Always start with good chocolate; a good chocolate will have a “smooth melt” – no noticeable grain when melted on the tongue.  Never add anything to the chocolate (paraffin, oil, etc.).

Break chocolate into small pieces, or buy small chocolate pieces.  Keep away from moisture (i.e. steam) when melting.  In an oven, put the chocolate in a bowl/pan, place in the oven and set the temperature to the lowest possible setting and close the door.  Check every few minutes to make sure the bowl is not getting too hot.  To test, place your bare hand on the side of the bowl.  If it’s too warm to leave your hand there, remove the bowl from the oven with hot pads and stir the chocolate until the bowl cools, then return it to the oven if necessary.  May want to turn the oven off & just let chocolate melt slowly in the warm oven.  Be sure to stir chocolate fairly often as it melts.

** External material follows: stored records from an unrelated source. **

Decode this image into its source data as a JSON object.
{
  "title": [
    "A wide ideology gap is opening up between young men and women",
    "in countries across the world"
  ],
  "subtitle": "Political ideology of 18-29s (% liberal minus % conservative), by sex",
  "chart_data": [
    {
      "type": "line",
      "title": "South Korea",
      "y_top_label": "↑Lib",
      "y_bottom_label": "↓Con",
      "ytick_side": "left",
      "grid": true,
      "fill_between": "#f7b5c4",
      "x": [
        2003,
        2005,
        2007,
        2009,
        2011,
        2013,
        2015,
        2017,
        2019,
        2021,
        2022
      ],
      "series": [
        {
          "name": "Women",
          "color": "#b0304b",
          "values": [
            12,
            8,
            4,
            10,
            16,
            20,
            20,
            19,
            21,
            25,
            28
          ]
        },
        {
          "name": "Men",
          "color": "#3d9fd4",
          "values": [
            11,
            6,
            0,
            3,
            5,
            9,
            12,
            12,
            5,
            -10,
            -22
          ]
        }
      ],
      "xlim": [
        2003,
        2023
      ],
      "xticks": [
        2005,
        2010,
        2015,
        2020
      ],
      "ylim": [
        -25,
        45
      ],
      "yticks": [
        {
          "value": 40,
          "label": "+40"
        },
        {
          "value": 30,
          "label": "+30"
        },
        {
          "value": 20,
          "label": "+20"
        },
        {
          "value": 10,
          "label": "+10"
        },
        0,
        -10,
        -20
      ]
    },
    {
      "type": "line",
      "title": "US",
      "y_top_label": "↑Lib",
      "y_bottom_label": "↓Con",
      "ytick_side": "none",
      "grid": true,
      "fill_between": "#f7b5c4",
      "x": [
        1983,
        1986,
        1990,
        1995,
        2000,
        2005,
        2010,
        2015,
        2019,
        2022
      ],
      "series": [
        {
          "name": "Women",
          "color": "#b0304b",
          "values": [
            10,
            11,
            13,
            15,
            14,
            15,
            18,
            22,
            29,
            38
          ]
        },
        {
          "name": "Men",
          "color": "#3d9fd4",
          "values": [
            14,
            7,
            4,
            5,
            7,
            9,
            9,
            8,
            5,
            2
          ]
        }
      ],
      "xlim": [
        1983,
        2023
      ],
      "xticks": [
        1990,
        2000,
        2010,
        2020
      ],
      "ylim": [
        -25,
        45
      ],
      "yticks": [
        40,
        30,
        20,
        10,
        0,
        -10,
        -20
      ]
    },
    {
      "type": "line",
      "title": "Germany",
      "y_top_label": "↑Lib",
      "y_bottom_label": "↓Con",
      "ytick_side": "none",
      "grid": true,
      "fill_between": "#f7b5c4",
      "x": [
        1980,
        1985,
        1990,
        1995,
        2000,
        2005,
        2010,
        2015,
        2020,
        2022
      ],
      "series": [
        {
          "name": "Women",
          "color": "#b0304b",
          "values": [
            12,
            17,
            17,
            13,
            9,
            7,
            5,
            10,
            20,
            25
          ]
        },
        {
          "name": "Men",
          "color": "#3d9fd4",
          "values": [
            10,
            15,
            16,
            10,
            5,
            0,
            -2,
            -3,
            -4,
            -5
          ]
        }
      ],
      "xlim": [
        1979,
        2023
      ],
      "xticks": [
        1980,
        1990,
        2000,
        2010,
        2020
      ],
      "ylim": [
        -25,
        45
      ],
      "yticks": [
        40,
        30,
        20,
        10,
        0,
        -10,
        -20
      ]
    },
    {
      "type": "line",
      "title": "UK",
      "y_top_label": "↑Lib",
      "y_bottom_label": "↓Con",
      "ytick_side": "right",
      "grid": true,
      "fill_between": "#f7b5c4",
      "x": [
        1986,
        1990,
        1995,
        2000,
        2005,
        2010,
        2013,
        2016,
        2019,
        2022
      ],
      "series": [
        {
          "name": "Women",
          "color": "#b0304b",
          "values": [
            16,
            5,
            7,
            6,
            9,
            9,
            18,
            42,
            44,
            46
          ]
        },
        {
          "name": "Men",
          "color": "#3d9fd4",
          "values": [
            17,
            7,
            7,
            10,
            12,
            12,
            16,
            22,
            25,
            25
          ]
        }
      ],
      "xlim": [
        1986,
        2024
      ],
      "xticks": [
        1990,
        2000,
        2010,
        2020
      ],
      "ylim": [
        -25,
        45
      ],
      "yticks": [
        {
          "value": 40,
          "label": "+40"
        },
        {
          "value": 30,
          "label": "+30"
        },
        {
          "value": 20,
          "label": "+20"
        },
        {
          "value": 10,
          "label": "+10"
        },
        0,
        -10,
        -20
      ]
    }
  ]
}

Chocolate can also be melted in a microwave, but milk chocolate can scorch rather easily.  Melt on 50% power or lower.  You can also use a double-boiler, but this is lots o’ work.  If you have a lot of time, you can put a bowl of chocolate in an oven with a pilot light & it’ll melt overnight (or thereabouts).   A slow/low crock-pot will also work.

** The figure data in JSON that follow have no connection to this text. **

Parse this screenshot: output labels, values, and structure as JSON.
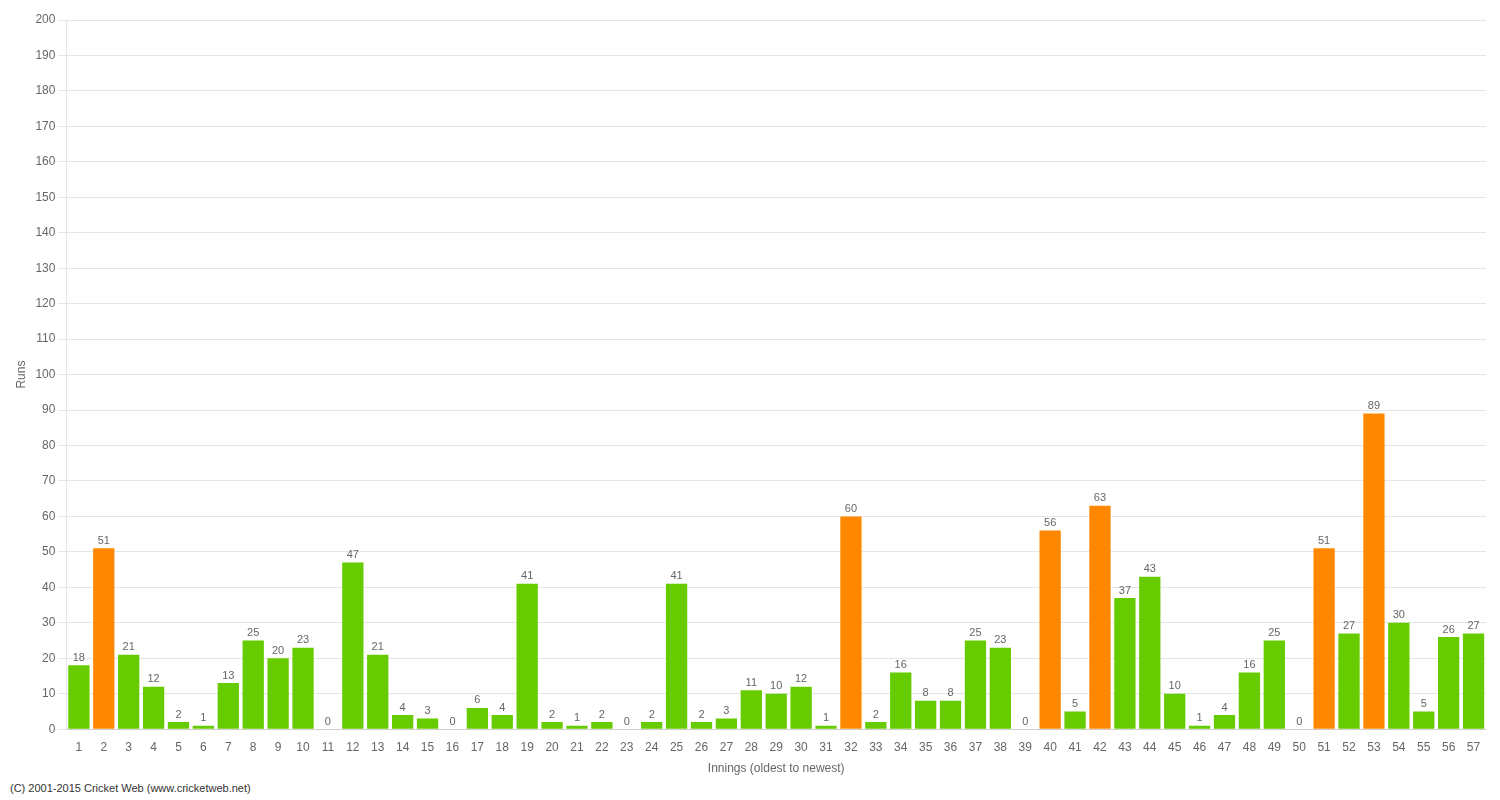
{
  "chart_data": {
    "type": "bar",
    "xlabel": "Innings (oldest to newest)",
    "ylabel": "Runs",
    "annotations": [
      "(C) 2001-2015 Cricket Web (www.cricketweb.net)"
    ],
    "categories": [
      "1",
      "2",
      "3",
      "4",
      "5",
      "6",
      "7",
      "8",
      "9",
      "10",
      "11",
      "12",
      "13",
      "14",
      "15",
      "16",
      "17",
      "18",
      "19",
      "20",
      "21",
      "22",
      "23",
      "24",
      "25",
      "26",
      "27",
      "28",
      "29",
      "30",
      "31",
      "32",
      "33",
      "34",
      "35",
      "36",
      "37",
      "38",
      "39",
      "40",
      "41",
      "42",
      "43",
      "44",
      "45",
      "46",
      "47",
      "48",
      "49",
      "50",
      "51",
      "52",
      "53",
      "54",
      "55",
      "56",
      "57"
    ],
    "values": [
      18,
      51,
      21,
      12,
      2,
      1,
      13,
      25,
      20,
      23,
      0,
      47,
      21,
      4,
      3,
      0,
      6,
      4,
      41,
      2,
      1,
      2,
      0,
      2,
      41,
      2,
      3,
      11,
      10,
      12,
      1,
      60,
      2,
      16,
      8,
      8,
      25,
      23,
      0,
      56,
      5,
      63,
      37,
      43,
      10,
      1,
      4,
      16,
      25,
      0,
      51,
      27,
      89,
      30,
      5,
      26,
      27
    ],
    "colors": [
      "#66cc00",
      "#ff8800",
      "#66cc00",
      "#66cc00",
      "#66cc00",
      "#66cc00",
      "#66cc00",
      "#66cc00",
      "#66cc00",
      "#66cc00",
      "#66cc00",
      "#66cc00",
      "#66cc00",
      "#66cc00",
      "#66cc00",
      "#66cc00",
      "#66cc00",
      "#66cc00",
      "#66cc00",
      "#66cc00",
      "#66cc00",
      "#66cc00",
      "#66cc00",
      "#66cc00",
      "#66cc00",
      "#66cc00",
      "#66cc00",
      "#66cc00",
      "#66cc00",
      "#66cc00",
      "#66cc00",
      "#ff8800",
      "#66cc00",
      "#66cc00",
      "#66cc00",
      "#66cc00",
      "#66cc00",
      "#66cc00",
      "#66cc00",
      "#ff8800",
      "#66cc00",
      "#ff8800",
      "#66cc00",
      "#66cc00",
      "#66cc00",
      "#66cc00",
      "#66cc00",
      "#66cc00",
      "#66cc00",
      "#66cc00",
      "#ff8800",
      "#66cc00",
      "#ff8800",
      "#66cc00",
      "#66cc00",
      "#66cc00",
      "#66cc00"
    ],
    "ylim": [
      0,
      200
    ],
    "yticks": [
      0,
      10,
      20,
      30,
      40,
      50,
      60,
      70,
      80,
      90,
      100,
      110,
      120,
      130,
      140,
      150,
      160,
      170,
      180,
      190,
      200
    ],
    "grid": true,
    "data_labels": true
  }
}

“Tempering” is the process of mixing and cooling chocolate to get it ready for dipping/coating candy.  Stir in bowl, or pour into a cold electric frying pan or marble slab and make “S” motions through the chocolate. Continue mixing and cooling until chocolate feels cool to the touch.  Dip or coat candies.  When working with chocolate, your room temperature should be no higher than 70º.  Chocolate can be re-melted many times as long as there is no moisture present and it hasn’t been scorched.